Casey Newton writes that the very point of “a hack-and-leak operation” — if that’s what this story is based on, which isn’t clear yet — “is designed to spread far and wide long before all the real facts can be known.” If mainstream media pick up the story “and an odour of scandal attaches itself to the Biden campaign, the operation (assuming it is an operation) will have worked,” he writes. “But if they treat the story as the platforms did, with severe scepticism, the story may remain confined to the rightwing conspiracy sphere.”
The FT’s Richard Waters said “putting the brakes on how fast information can spread until its validity can be established . . . seems a pragmatic way to protect users without heavy-handed censorship,” but it’s one that interferes with the fundamental design of how these platforms work.
The Internet of (Four) Things
1. “The Android of EVs”
Foxconn, the Taiwanese manufacturer best known for assembling iPhones, wants to become “the Android of EVs,” said William Wei, chief technology officer. The FT’s Kathrin Hille says Foxconn is building an open platform “to share important software and hardware designs” to cut costs and launch vehicles more quickly. It is in talks with a number of carmakers and aims for a 10 per cent market share by 2025-2027, when global production of electric vehicles is expected to be around 30m.

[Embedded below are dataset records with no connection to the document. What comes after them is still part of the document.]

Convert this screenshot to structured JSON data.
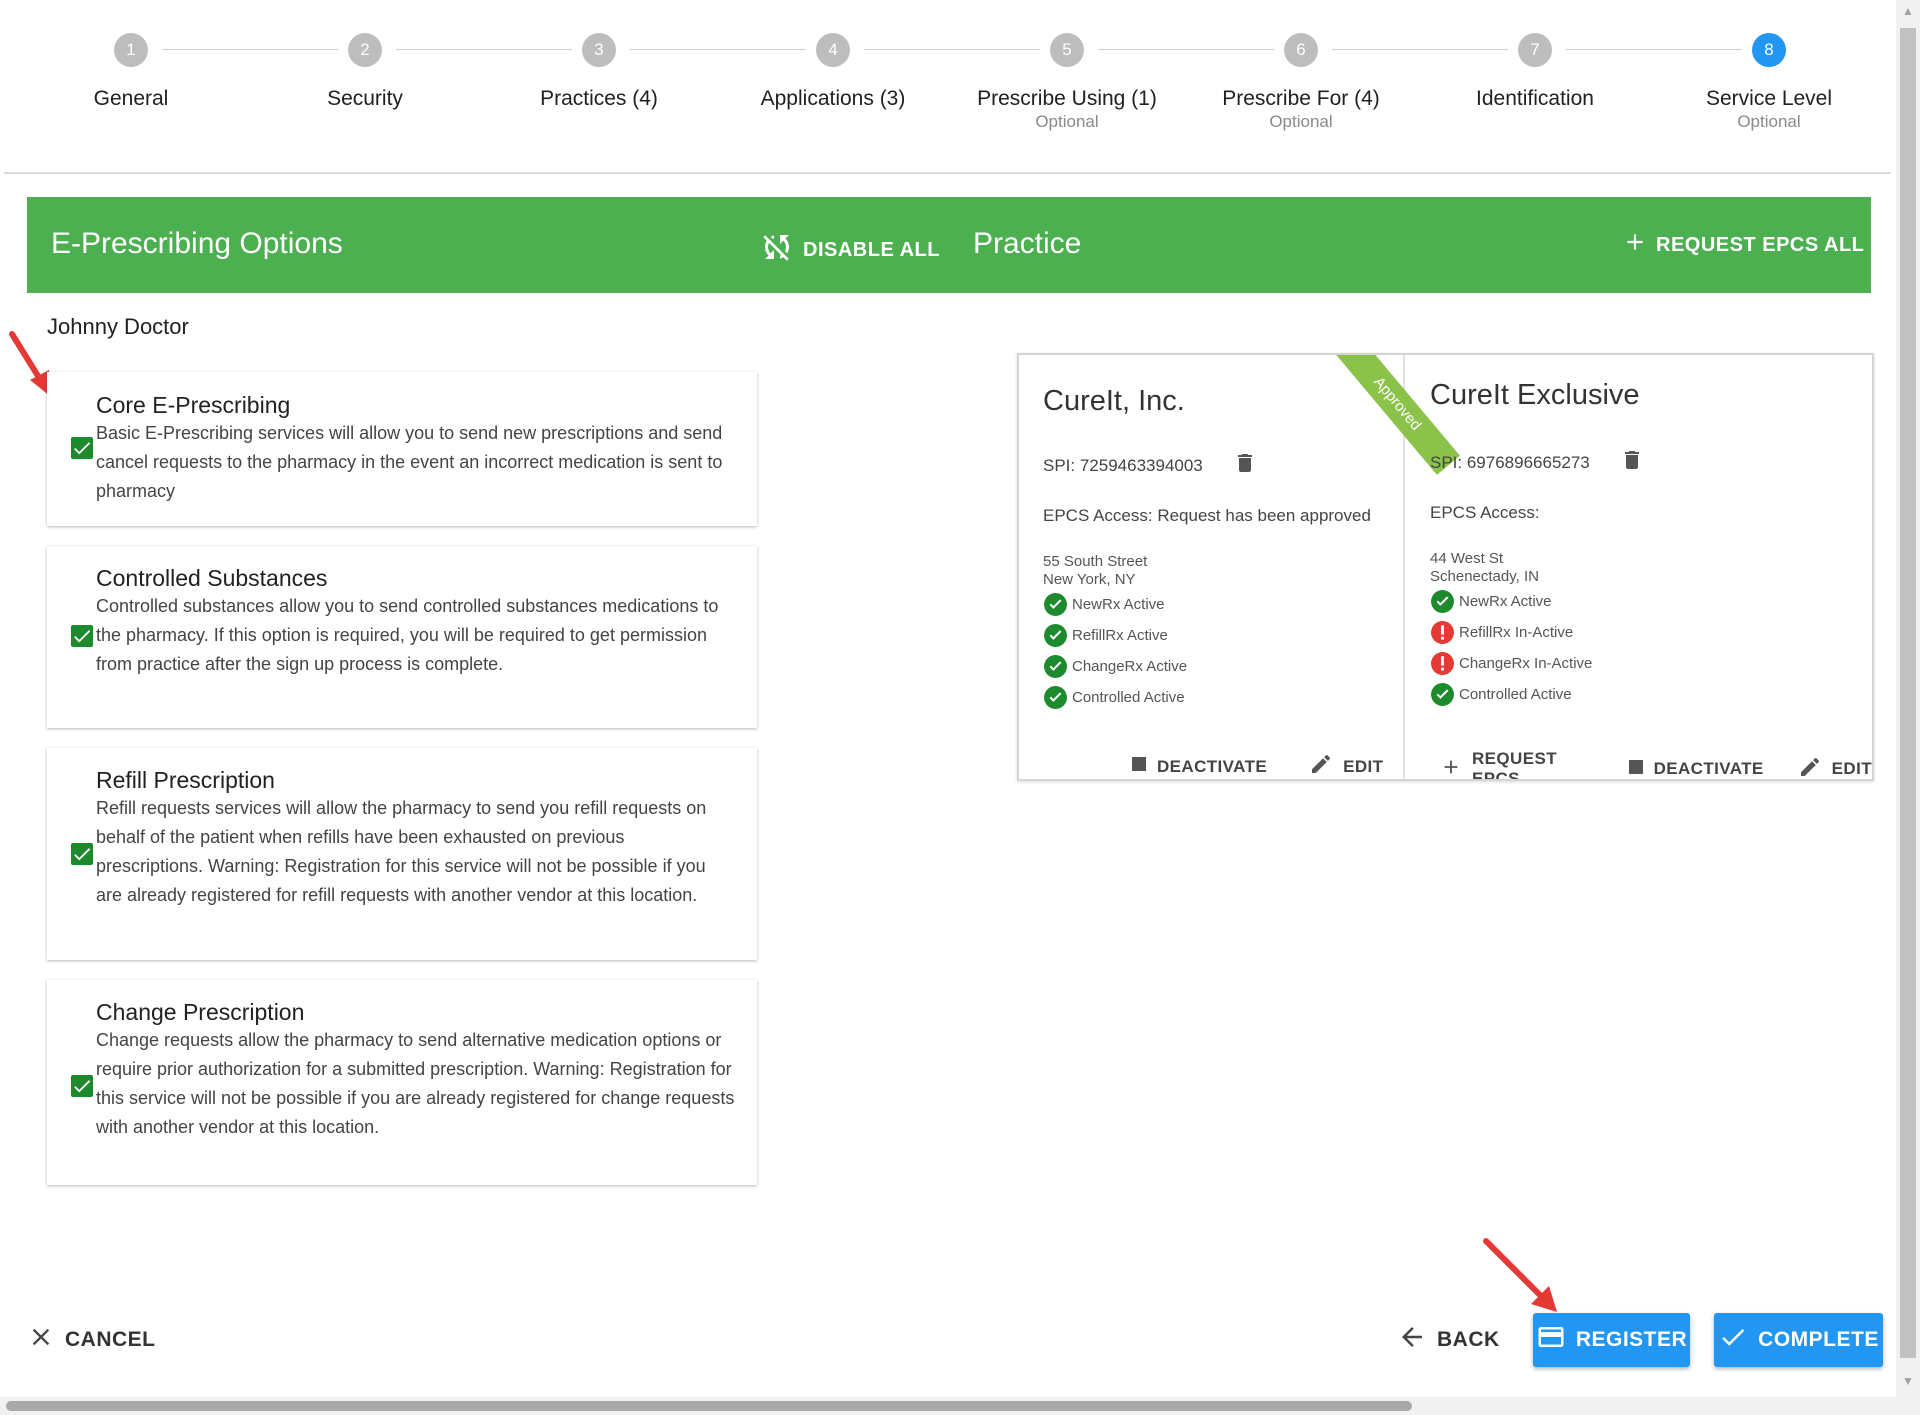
{
  "stepper": {
    "steps": [
      {
        "number": "1",
        "label": "General",
        "sub": "",
        "active": false
      },
      {
        "number": "2",
        "label": "Security",
        "sub": "",
        "active": false
      },
      {
        "number": "3",
        "label": "Practices (4)",
        "sub": "",
        "active": false
      },
      {
        "number": "4",
        "label": "Applications (3)",
        "sub": "",
        "active": false
      },
      {
        "number": "5",
        "label": "Prescribe Using (1)",
        "sub": "Optional",
        "active": false
      },
      {
        "number": "6",
        "label": "Prescribe For (4)",
        "sub": "Optional",
        "active": false
      },
      {
        "number": "7",
        "label": "Identification",
        "sub": "",
        "active": false
      },
      {
        "number": "8",
        "label": "Service Level",
        "sub": "Optional",
        "active": true
      }
    ]
  },
  "toolbar": {
    "title": "E-Prescribing Options",
    "disable_all": "DISABLE ALL",
    "practice_label": "Practice",
    "request_epcs_all": "REQUEST EPCS ALL"
  },
  "user": {
    "name": "Johnny Doctor"
  },
  "options": [
    {
      "title": "Core E-Prescribing",
      "description": "Basic E-Prescribing services will allow you to send new prescriptions and send cancel requests to the pharmacy in the event an incorrect medication is sent to pharmacy",
      "checked": true
    },
    {
      "title": "Controlled Substances",
      "description": "Controlled substances allow you to send controlled substances medications to the pharmacy. If this option is required, you will be required to get permission from practice after the sign up process is complete.",
      "checked": true
    },
    {
      "title": "Refill Prescription",
      "description": "Refill requests services will allow the pharmacy to send you refill requests on behalf of the patient when refills have been exhausted on previous prescriptions. Warning: Registration for this service will not be possible if you are already registered for refill requests with another vendor at this location.",
      "checked": true
    },
    {
      "title": "Change Prescription",
      "description": "Change requests allow the pharmacy to send alternative medication options or require prior authorization for a submitted prescription. Warning: Registration for this service will not be possible if you are already registered for change requests with another vendor at this location.",
      "checked": true
    }
  ],
  "practices": [
    {
      "name": "CureIt, Inc.",
      "ribbon": "Approved",
      "spi": "SPI: 7259463394003",
      "epcs": "EPCS Access: Request has been approved",
      "address_line1": "55 South Street",
      "address_line2": "New York, NY",
      "statuses": [
        {
          "text": "NewRx Active",
          "state": "ok"
        },
        {
          "text": "RefillRx Active",
          "state": "ok"
        },
        {
          "text": "ChangeRx Active",
          "state": "ok"
        },
        {
          "text": "Controlled Active",
          "state": "ok"
        }
      ],
      "actions": {
        "deactivate": "DEACTIVATE",
        "edit": "EDIT"
      }
    },
    {
      "name": "CureIt Exclusive",
      "spi": "SPI: 6976896665273",
      "epcs": "EPCS Access:",
      "address_line1": "44 West St",
      "address_line2": "Schenectady, IN",
      "statuses": [
        {
          "text": "NewRx Active",
          "state": "ok"
        },
        {
          "text": "RefillRx In-Active",
          "state": "error"
        },
        {
          "text": "ChangeRx In-Active",
          "state": "error"
        },
        {
          "text": "Controlled Active",
          "state": "ok"
        }
      ],
      "actions": {
        "request_epcs": "REQUEST EPCS",
        "deactivate": "DEACTIVATE",
        "edit": "EDIT"
      }
    }
  ],
  "footer": {
    "cancel": "CANCEL",
    "back": "BACK",
    "register": "REGISTER",
    "complete": "COMPLETE"
  },
  "colors": {
    "toolbar_green": "#4caf50",
    "primary_blue": "#2196f3",
    "check_green": "#1e8a2e",
    "status_ok": "#1e8a2e",
    "status_error": "#e53935",
    "annotation_arrow": "#e53935"
  },
  "icons": {
    "disable_all": "sync-disabled-icon",
    "request_epcs_all": "plus-icon",
    "delete": "trash-icon",
    "deactivate": "stop-square-icon",
    "edit": "pencil-icon",
    "cancel": "close-icon",
    "back": "arrow-left-icon",
    "register": "credit-card-icon",
    "complete": "check-icon"
  }
}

2. Nikola shares plummet on changed plans
Nikola shares fell 14 per cent after the troubled fuel cell truck start-up’s new CEO played down the importance of the Badger pick-up truck, which was to be built in partnership with GM. The company had previously called the vehicle “a game changer” and helped propel its stock to a valuation greater than Ford’s. Amid accusations of fraud and the departure of its founder, the unsigned GM partnership is in question.
3. YouTube takes down QAnon videos
YouTube has cracked down on videos promoting QAnon, the far-right conspiracy theories that President Donald Trump refused to denounce in a Thursday night town-hall interview on NBC. YouTube said it had removed “tens of thousands” of videos and would “prohibit content that targets an individual or group with conspiracy theories that have been used to justify real-world violence”, citing QAnon and related conspiracy theory Pizzagate. Mr Trump said he didn’t know much about QAnon and then defended a retweet suggesting the killing of Osama bin Laden had been staged.

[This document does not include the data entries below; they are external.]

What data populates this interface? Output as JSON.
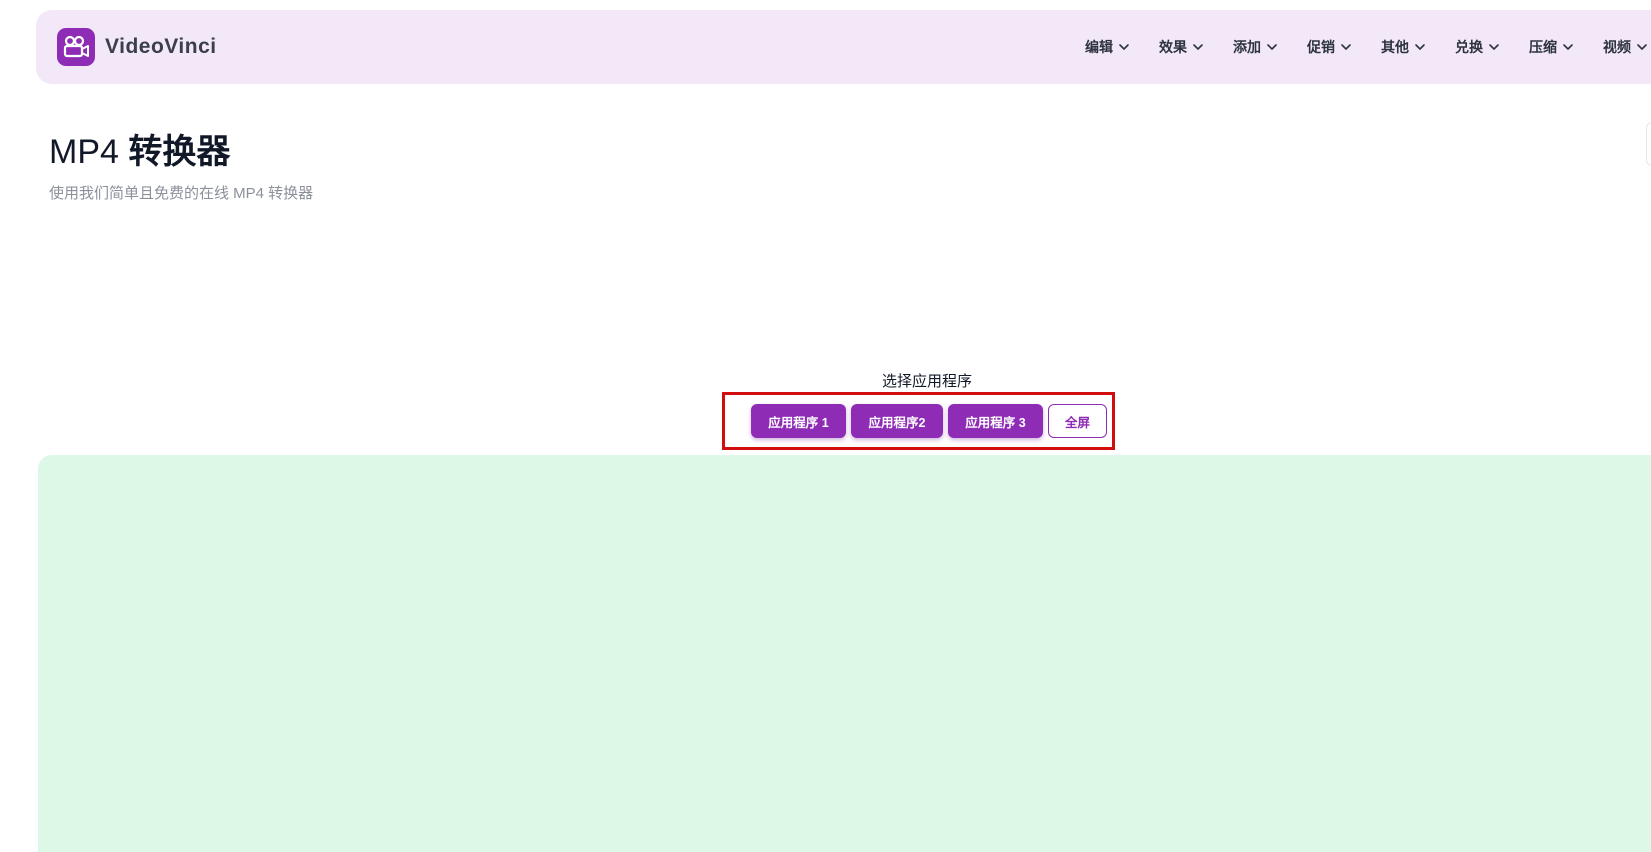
{
  "header": {
    "logo_text": "VideoVinci",
    "logo_icon": "video-camera-icon",
    "nav": [
      {
        "label": "编辑",
        "icon": "chevron-down-icon"
      },
      {
        "label": "效果",
        "icon": "chevron-down-icon"
      },
      {
        "label": "添加",
        "icon": "chevron-down-icon"
      },
      {
        "label": "促销",
        "icon": "chevron-down-icon"
      },
      {
        "label": "其他",
        "icon": "chevron-down-icon"
      },
      {
        "label": "兑换",
        "icon": "chevron-down-icon"
      },
      {
        "label": "压缩",
        "icon": "chevron-down-icon"
      },
      {
        "label": "视频",
        "icon": "chevron-down-icon"
      }
    ]
  },
  "main": {
    "title_prefix": "MP4 ",
    "title_bold": "转换器",
    "subtitle": "使用我们简单且免费的在线 MP4 转换器"
  },
  "app_selector": {
    "label": "选择应用程序",
    "buttons": [
      {
        "label": "应用程序 1"
      },
      {
        "label": "应用程序2"
      },
      {
        "label": "应用程序 3"
      }
    ],
    "fullscreen_label": "全屏"
  },
  "colors": {
    "accent": "#8e2cb6",
    "header_bg": "#f3e8f8",
    "workspace_bg": "#def8e8",
    "highlight_border": "#d10d0d"
  }
}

4. Bots, disinformation and free speech
Emily Bazelon has penned an enormous magazine article on the implications of free speech in the age of disinformation, suggesting it’s unclear that good ideas will triumph in the marketplace of ideas given how malicious actors can use social media to spread lies at unprecedented speed and scale. “The spewing of falsehoods isn’t meant to win any battle of ideas,” she writes. “Its goal is to prevent the actual battle from being fought, by causing us to simply give up.”
Tech tools
Pre-orders for the iPhone 12 flagship and 12 Pro began today in the US. The first batches are expected to ship by October 23 but MacRumours reports that “estimated delivery times are already slipping into November for select configurations in the United States.” The mini and Pro Max models are available for pre-order on November 6.
If you’re confused about the choices — four new 5G-enabled models, plus Apple is still selling the iPhone X, the iPhone 11, and the entry-level iPhone SE — the Verge breaks down all the differences here. If you’re wondering whether 5G lives up to the hype, check out what the average global speeds are across 15 markets, as tested by Opensignal.